O filho de Adão

“Visto que na justiça de Deus se revela no evangelho, de fé em fé, como está escrito: O justo viverá por fé”. – Amém. Senhor, que assim seja – Pensou – Mas... “Tais homens são indesculpáveis. “Homens que detém a verdade pela injustiça”. “Por causa disso, os entregou Deus a paixões infames; porque até as mulheres mudaram o modo natural de suas relações intimas por outro, contrário á natureza; SEMELHANTEMENTE, os homens também, deixando o contato natural da mulher, se inflamaram mutuamente em sua sensualidade...” sim! Sou pecador! Cai! Cai, tal qual Lúcifer e seus anjos! E agora Senhor? Não consigo sair daqui, deste lamaçal de desejos... Ah! Ariel... a coisa mais ‘’fofa’’ do mundo! Te amaria eternamente, mas não! Não posso. É pecado. Como é possível sentir isso? Nunca nos tocamos. Quer dizer, não da forma que eu gostaria. Amo. Amo! Amo, sim, meu! Meu Ariel! Como queima o meu corpo. Mas, quem se importa? Oh! Me abençoe! Tira este opróbrio de mim. O mundo adormece nas trevas. Não. Eu não quero ser mais um a ‘jazer’ no absurdo.
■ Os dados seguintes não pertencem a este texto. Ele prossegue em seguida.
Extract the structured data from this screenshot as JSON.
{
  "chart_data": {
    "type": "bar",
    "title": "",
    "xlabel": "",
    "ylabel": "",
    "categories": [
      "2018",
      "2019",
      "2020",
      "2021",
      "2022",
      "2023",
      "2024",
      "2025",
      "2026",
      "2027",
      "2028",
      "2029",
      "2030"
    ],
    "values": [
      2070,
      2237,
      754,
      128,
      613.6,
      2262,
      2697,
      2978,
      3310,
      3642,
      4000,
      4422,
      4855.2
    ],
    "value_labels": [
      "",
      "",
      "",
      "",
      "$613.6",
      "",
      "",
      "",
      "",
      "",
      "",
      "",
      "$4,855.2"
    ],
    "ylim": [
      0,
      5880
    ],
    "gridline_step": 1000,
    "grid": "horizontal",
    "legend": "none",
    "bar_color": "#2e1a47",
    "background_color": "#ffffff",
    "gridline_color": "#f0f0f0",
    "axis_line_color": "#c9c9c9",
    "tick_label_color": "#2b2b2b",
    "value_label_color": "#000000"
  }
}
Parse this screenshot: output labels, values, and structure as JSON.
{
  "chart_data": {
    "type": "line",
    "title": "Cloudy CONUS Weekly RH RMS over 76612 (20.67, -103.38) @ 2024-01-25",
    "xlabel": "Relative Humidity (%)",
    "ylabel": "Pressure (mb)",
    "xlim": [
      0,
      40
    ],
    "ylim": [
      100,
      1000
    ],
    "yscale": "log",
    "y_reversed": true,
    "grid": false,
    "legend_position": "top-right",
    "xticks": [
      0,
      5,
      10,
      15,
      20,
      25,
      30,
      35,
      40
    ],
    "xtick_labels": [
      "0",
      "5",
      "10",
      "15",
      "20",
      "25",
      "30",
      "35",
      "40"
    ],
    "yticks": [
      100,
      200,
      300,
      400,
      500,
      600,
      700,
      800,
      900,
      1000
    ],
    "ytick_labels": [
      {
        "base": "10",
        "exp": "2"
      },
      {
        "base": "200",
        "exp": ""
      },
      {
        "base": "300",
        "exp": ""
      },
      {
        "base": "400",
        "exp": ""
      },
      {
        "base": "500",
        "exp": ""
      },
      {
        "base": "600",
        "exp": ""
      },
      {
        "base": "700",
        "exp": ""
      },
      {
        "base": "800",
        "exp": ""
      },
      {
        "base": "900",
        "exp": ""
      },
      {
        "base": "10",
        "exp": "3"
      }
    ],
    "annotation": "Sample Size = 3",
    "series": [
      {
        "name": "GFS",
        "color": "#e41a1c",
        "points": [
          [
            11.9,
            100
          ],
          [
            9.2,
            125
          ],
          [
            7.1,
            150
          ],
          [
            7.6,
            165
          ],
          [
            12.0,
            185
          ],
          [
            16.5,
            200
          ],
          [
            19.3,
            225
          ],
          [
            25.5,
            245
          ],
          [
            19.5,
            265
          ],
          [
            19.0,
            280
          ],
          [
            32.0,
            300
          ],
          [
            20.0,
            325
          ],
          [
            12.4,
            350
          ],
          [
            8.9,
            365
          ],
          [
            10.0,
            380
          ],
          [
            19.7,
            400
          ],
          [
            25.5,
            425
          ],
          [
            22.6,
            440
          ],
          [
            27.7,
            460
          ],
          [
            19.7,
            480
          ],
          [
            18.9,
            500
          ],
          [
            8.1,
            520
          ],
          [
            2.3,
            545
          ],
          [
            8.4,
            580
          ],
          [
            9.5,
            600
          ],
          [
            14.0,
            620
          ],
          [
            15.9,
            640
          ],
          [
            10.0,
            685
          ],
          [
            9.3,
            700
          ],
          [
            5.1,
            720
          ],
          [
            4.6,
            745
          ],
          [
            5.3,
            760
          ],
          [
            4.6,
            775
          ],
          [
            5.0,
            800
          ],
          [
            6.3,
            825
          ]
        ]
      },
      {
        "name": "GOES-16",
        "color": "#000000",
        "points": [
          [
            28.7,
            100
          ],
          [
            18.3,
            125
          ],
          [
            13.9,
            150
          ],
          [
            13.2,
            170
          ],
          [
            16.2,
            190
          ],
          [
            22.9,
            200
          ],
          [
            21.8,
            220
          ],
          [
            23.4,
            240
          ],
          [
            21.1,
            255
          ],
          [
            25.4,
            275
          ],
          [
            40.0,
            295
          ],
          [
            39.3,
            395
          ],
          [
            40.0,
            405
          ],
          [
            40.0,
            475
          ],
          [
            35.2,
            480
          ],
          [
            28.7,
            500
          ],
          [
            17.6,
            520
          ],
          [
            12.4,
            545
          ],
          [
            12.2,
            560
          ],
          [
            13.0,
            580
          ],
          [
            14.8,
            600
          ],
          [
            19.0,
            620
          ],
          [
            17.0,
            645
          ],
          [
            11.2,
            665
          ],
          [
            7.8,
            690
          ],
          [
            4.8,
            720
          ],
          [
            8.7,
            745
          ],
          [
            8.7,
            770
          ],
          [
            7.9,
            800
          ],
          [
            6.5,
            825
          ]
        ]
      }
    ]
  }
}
Se isso é tão errado, porque o sinto? Era para ser amizade incondicional. Mas, não! Eu te amo, te quero, te desejo... E você nem tem tanta beleza, aliás só simpatia, um certo charme, um jeito grosso, bruto, arrogante, idiota... sim. Idiota! Te odeio. Preciso... Preciso te odiar. Você me entende Deus? Quero odiar este amor. Amor maldito! Puro pecado. Sou este homem indesculpável. Deus! Oh Deus! Espero que um dia você me perdoe mas, vou falar... vou me declarar... E é hoje, na faculdade. Espelho, espelho meu, existe alguém tão... Tão... Quanta ansiedade. Vou-me embora antes que perca a condução.

***

_ Aiko! Que bom ter a sua amizade! Te gosto tanto! Estava relendo pela milésima vez a poesia que fizeste! Em quê estava pensando?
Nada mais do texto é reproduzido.